General compressed air equipment description and operation

Compressed air systems can use multi-stage compressors and/or provide multi- compressor installations with or without multiple coarse to fine filters depending on process needs. Following is some of the equipment used in various combinations in compressed air systems. A description of the equipment and its operation is provided below.

1. Air compressor types. Compressors are most often supplied skid mounted as a packaged unit. The assembled package includes all major components, controls and a sound attenuation enclosure. The unit only requires mounting to a foundation, hook up to system piping, connection to the oil/water separator and power connection. Following is a discussion of various types of compressors.
   1. Rotary helical screw air compressors are positive displacement machines. A twin-screw compressor consists of accurately matched rotors [one lobe (male) and one helix (female)] that mesh closely when rotating within a close tolerance common housing. One rotor is motor driven while the other is gear driven, turning it in a counter-rotating motion. The rotors uncover inlet posts at one end allowing air to flow in. As the rotors continue to rotate the air is compressed by the diminishing volume between the rotors. At the end of the rotors, ports allow the now compressed air to exit. One or more stages may be used. These compressors are used in systems up to 3000 cubic feet per minute (cfm). They are usually oil injected to increase sealing, lubricate rotors and provide cooling. They can also be oil free. One or two stages can be used. They have a low initial cost, no pulsation, are almost free of vibration and do not require special foundations.
   2. Centrifugal compressors compress air as it enters the center of a fluted casting, housing a rotating impeller. The impeller imparts kinetic energy to the gas which turns into potential energy as the gas velocity slows, thus increasing pressure. Compression is a continuous process. One or more stages may be used. Centrifugal compressors are used in large systems up to 18,000 cfm. A blow-off silencer is needed to control noise. Centrifugal compressors require no lubrication in contact with the air stream and therefore provide oil free air.
   3. Reciprocating or positive displacement compressors use a piston in a cylinder to compress air up to a capacity of 6,000 cfm. Air enters the cylinder through a valve when the piston is going down. The valve closes when the piston starts to go up. As the piston approaches the top of the cylinder, the air is compressed by the decreasing volume. An exhaust valve opens when the piston is near the top of the cylinder allowing the compressed air to exit. The cycle is then repeated. These compressors can be specially constructed to operate as oil free. One or more stages can be used. Multiple stages are used with inter-cooling between stages in large applications. Because of their reciprocating mass they pulsate, vibrate, create harmonics in piping systems and, for larger sizes, require special foundations and special noise attenuation.

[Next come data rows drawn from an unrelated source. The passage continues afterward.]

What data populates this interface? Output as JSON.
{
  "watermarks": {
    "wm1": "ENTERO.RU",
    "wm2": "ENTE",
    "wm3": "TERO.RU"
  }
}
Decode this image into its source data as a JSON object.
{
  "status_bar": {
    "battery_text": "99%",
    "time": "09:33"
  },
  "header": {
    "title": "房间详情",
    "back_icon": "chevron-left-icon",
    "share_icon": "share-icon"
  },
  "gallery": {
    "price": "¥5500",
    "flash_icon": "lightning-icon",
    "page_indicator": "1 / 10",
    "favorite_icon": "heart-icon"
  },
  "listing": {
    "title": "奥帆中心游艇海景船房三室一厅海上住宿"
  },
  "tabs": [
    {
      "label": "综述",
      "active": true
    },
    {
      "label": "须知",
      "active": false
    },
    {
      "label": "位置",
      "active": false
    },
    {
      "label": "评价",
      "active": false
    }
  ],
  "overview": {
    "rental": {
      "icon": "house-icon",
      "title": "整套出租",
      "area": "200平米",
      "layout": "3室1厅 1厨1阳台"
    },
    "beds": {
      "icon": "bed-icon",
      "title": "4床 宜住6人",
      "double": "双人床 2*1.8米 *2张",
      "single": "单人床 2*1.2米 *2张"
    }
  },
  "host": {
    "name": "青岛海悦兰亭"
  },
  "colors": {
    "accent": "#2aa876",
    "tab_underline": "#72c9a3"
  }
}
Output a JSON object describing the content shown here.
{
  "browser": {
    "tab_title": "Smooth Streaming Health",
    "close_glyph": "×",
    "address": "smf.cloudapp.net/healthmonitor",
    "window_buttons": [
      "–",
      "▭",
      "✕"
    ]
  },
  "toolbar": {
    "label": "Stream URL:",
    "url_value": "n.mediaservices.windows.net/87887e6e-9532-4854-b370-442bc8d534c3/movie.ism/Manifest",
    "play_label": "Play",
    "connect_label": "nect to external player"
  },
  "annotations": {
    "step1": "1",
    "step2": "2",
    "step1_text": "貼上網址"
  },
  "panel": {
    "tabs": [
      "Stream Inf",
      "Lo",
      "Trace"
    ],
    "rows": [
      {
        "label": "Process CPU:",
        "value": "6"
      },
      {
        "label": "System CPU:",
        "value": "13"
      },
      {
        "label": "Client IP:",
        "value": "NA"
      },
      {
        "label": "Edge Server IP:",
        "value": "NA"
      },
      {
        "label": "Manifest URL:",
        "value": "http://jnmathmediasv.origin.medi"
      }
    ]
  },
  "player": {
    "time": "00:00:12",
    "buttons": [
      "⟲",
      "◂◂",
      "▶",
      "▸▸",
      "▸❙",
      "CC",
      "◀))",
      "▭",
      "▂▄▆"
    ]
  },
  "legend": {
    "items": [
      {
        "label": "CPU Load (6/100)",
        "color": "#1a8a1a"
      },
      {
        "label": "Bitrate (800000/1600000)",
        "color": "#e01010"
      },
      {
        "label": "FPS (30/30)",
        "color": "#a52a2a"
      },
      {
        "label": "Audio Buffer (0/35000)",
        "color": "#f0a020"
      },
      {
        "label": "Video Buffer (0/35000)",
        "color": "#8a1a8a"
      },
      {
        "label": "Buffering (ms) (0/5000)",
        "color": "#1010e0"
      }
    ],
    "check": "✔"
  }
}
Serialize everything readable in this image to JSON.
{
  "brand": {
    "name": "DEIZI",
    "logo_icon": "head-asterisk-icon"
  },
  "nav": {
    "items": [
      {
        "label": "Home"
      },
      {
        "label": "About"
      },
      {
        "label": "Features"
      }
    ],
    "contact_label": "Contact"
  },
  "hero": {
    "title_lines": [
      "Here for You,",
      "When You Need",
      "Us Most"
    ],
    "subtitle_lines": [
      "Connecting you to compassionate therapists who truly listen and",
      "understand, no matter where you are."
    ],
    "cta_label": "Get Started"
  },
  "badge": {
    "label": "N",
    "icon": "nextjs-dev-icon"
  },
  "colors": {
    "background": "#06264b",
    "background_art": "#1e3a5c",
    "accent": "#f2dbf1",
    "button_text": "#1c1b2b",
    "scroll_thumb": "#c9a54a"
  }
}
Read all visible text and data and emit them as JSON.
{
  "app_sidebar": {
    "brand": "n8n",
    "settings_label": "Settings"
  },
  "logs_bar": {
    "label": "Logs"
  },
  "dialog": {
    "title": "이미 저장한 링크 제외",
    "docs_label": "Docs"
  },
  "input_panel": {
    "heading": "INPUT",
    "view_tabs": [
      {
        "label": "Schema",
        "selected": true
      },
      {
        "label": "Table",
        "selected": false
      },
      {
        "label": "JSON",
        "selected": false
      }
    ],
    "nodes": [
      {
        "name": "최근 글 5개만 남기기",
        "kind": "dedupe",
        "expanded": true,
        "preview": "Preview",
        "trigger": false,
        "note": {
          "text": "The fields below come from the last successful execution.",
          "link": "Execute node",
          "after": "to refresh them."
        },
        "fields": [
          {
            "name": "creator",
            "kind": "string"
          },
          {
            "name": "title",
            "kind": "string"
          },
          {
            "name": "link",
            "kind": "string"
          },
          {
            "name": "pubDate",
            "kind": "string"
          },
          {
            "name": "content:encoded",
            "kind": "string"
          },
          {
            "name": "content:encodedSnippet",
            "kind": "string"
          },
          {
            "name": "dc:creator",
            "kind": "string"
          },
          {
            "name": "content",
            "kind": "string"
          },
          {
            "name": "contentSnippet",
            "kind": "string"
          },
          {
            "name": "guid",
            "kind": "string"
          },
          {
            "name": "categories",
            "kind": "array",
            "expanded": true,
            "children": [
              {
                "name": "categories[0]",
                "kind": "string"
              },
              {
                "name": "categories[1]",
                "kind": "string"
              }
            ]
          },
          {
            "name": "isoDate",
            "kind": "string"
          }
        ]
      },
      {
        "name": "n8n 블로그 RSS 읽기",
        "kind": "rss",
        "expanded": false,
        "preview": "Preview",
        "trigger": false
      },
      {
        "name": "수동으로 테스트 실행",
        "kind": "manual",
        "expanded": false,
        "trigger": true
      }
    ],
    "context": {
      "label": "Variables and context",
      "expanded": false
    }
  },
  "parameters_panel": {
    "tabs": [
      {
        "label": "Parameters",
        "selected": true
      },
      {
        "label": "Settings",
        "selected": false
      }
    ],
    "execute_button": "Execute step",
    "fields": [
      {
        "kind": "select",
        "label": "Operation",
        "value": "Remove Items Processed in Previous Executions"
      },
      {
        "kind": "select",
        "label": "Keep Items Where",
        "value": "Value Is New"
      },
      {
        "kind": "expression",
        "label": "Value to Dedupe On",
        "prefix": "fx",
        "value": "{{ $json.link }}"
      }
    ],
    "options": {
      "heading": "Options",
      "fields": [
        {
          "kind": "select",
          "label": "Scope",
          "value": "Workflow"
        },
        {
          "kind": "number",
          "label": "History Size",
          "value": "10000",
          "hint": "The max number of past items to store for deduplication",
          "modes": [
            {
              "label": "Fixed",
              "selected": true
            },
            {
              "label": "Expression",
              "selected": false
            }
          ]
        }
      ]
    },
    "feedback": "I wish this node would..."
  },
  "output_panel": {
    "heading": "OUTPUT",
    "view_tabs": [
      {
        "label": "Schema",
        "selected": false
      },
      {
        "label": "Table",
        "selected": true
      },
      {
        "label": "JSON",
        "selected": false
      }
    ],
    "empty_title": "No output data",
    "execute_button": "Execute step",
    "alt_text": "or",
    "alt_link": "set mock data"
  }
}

   4. Rotary sliding vane compressors use a rotor eccentrically mounted in a cylinder. The rotor has eight or more slots cut along its length. Vanes are placed in the slots. As the rotor rotates, the vanes move out from centrifugal force. As the rotor continues through a rotation, the rotor housing causes the vanes to move back in the slot of the rotor. The volume of air between the housing, eccentrically mounted rotor, and two vanes changes as the rotor rotates, compressing the air. An outlet port is located in the housing where the rotor is closest to it. An inlet port is located just past the outlet port. One or more stages may be used. These compressors are used in systems up to 3000 cfm. They can be oil injected or oil free. One or two stages can be used. They have a low operating cost, no pulsation, are free of vibration, and do not require special foundations.
2. Dryers. Compressed air dryers are most often supplied skid mounted as a packaged unit. The assembled package includes all major components and controls mounted and pre-wired, requiring only that they be anchored to a foundation, hooked up to the compressed air piping system and oil/water separator and connected to power. Following is a discussion of various compressed air dryers.
   1. Refrigerant dryers use a refrigeration cycle to cool the compressed air down to 33°F as a minimum. Below this temperature the condensate will freeze and stop air flow. This type of dryer has a low initial cost, low operating cost and is inherently reliable. It is the most common type of dryer used for plant air, air operated tools, pneumatic instrumentation for HVAC systems and material conveying.
   2. Regenerative dryers using desiccant to dry compressed air, can dry air to minus 150°F. Twin towers of moisture adsorbing desiccant are used. One is in operation while the other is being regenerated with a heat source or compressed air. Initial cost varies from low to high and operating costs vary from moderate to high. These dryers are used where very dry air is needed.
   3. Deliquescent dryers use an absorbent material and can only dry air to a maximum of 20°F below inlet temperature. The moisture and absorbent react and form a liquid which is drained from the dryer. The effluent is corrosive, must be disposed of as a hazardous material and carryover into the system may be possible, causing maintenance problems downstream. These problems along with minimal moisture removed reduce the attractive low initial cost and low to moderate operating cost of the system.